Some risks are necessary, some aren't Investor can create opportunity for misery

Mutual Funds

January 25, 1998|By Jeff Brown | Jeff Brown,KNIGHT RIDDER/TRIBUNE

Investing involves risk. We all know that, don't we?

Sure, but after years of a galloping bull market, it's easy to shrug off the risks, pointing to the long-term performance that has made stocks big winners for people who stick out the downturns. Still, now that the market has become so volatile, it's worth reviewing all the types of risks we face.

To this end, the Forum for Investor Advice, a nonprofit outfit set up by 70 fund companies, brokerages, banks and insurers, recently listed key investment risks:

Economic risk -- when the economy slows, recession threatens and falling company earnings drag down stock prices.

Market risk -- when emotion and the herd mentality drive stocks unreasonably high, setting latecomers up for a fall, or unreasonably low, causing losses for anyone who can't wait for a rebound.

Industry risk -- when an industry is struggling while the economy overall is healthy. Your challenge: Is this industry a dog or a bargain?

Company risk -- when a company has problems while its industry or the economy in general are strong.

Credit risk -- when a bond issuer may be unable to pay interest or repay principal as promised.

Interest rate risk -- when interest rates rise, causing bonds to fall in price.

Not mentioned in the Forum's list, but relevant today, is currency risk -- when a strengthening dollar undermines values of foreign investments.

The simplest way to deal with most kinds of risk is to diversify -- to spread your money around so that one kind of bad luck can't torpedo your whole portfolio.
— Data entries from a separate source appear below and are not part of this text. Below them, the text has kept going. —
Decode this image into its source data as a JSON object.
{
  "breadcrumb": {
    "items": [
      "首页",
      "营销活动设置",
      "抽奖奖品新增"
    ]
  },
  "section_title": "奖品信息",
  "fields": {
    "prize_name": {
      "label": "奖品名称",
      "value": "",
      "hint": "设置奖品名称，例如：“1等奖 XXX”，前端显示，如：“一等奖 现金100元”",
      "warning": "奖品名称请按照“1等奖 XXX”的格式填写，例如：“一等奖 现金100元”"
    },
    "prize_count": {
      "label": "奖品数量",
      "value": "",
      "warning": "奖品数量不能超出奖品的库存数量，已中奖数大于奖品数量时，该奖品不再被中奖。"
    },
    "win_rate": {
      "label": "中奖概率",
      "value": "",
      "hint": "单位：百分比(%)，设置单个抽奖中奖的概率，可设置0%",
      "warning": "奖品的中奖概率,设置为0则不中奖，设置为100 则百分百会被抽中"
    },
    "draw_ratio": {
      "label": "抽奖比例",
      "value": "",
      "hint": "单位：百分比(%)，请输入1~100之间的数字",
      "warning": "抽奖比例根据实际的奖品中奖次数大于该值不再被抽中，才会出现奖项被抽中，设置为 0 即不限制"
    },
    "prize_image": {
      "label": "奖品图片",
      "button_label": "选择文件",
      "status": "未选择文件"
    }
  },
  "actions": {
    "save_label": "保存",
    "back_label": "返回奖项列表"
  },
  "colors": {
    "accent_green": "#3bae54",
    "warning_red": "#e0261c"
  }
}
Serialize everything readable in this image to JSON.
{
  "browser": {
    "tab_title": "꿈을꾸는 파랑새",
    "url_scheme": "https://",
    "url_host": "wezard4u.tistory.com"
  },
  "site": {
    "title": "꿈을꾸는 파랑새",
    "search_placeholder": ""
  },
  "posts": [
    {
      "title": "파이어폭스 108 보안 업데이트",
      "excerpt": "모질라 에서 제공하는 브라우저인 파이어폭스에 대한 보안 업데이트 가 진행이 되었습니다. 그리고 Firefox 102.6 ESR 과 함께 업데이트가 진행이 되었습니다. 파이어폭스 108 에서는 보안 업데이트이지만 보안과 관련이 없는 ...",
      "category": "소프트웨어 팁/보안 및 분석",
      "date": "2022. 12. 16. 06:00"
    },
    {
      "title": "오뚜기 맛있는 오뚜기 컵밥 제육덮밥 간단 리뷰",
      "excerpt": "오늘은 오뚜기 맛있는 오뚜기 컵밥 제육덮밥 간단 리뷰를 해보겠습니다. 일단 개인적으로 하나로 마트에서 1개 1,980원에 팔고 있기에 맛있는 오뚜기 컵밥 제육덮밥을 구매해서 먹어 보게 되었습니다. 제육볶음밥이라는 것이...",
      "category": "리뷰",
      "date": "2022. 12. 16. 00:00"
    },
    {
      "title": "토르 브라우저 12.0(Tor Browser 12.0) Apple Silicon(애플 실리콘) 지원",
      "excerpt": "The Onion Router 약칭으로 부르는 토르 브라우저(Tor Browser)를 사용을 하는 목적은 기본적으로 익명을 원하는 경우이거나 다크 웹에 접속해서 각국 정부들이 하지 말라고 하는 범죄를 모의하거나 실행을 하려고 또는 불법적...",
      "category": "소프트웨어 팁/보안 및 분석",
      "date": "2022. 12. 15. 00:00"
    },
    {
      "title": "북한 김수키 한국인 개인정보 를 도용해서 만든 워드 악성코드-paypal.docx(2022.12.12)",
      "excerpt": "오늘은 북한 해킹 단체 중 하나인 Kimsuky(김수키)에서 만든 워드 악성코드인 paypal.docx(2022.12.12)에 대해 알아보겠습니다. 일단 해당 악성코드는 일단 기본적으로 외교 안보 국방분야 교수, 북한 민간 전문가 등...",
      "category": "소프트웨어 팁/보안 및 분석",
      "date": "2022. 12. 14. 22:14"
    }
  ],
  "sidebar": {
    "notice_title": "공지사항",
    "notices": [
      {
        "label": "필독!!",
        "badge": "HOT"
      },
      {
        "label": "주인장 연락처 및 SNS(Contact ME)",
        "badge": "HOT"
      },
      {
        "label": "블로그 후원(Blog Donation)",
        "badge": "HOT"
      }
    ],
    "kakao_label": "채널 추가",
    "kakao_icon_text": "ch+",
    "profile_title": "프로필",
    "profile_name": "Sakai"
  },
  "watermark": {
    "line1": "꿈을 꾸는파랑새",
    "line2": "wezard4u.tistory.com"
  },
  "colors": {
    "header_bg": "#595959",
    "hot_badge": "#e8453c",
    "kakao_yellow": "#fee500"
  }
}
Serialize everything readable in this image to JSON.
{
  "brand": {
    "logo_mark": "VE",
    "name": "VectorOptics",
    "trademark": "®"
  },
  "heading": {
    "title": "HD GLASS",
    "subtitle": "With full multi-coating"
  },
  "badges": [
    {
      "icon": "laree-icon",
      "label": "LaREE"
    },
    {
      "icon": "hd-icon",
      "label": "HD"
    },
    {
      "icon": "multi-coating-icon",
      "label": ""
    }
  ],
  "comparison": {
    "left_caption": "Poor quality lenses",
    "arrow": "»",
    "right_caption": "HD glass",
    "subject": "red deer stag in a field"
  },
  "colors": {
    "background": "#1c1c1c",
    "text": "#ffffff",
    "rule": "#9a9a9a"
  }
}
Even something as broad as economic risk can be reduced if you own investments in foreign stocks and keep some money in bonds and cash. Credit risk is not too high if your bond investments are spread among various issuers with high credit ratings. And interest rate risk is reduced if you own bonds of various maturities. Also, time can reduce the damage of any kind of risk whose effects are temporary. The economy has always emerged from recessions. Many battered industries and companies recover. Interest rates often fall after rising.

There also are risks that investors create themselves:

Rearview mirror risk -- when an investor looks at the past performance of a stock or fund and figures it just has to repeat itself. There's a big difference between an investment that's really a high flier and one that's merely volatile.

Cocktail party risk -- when an investor acts on a hot tip from a loudmouth planted by the bar.

Lazybones risk -- when an investor figures no one can reasonably be expected to read all those prospectuses, annual reports and proxy statements.

Great clockmaker risk -- when the investor does his homework at the start, then leaves things to run themselves.

Uncle Sam risk -- refusing to go out a winner and take profits because you just can't stomach giving the IRS its share.

I'm-a-whiz risk -- when an investor just can't believe he did something so dumb, can't admit a loser is a loser. Waiting for a donkey to turn into a racehorse means sitting out the race.

Columbus syndrome risk -- when an investor figures that if he just discovered it, it's got to be new. Nope. Millions of other people were there already.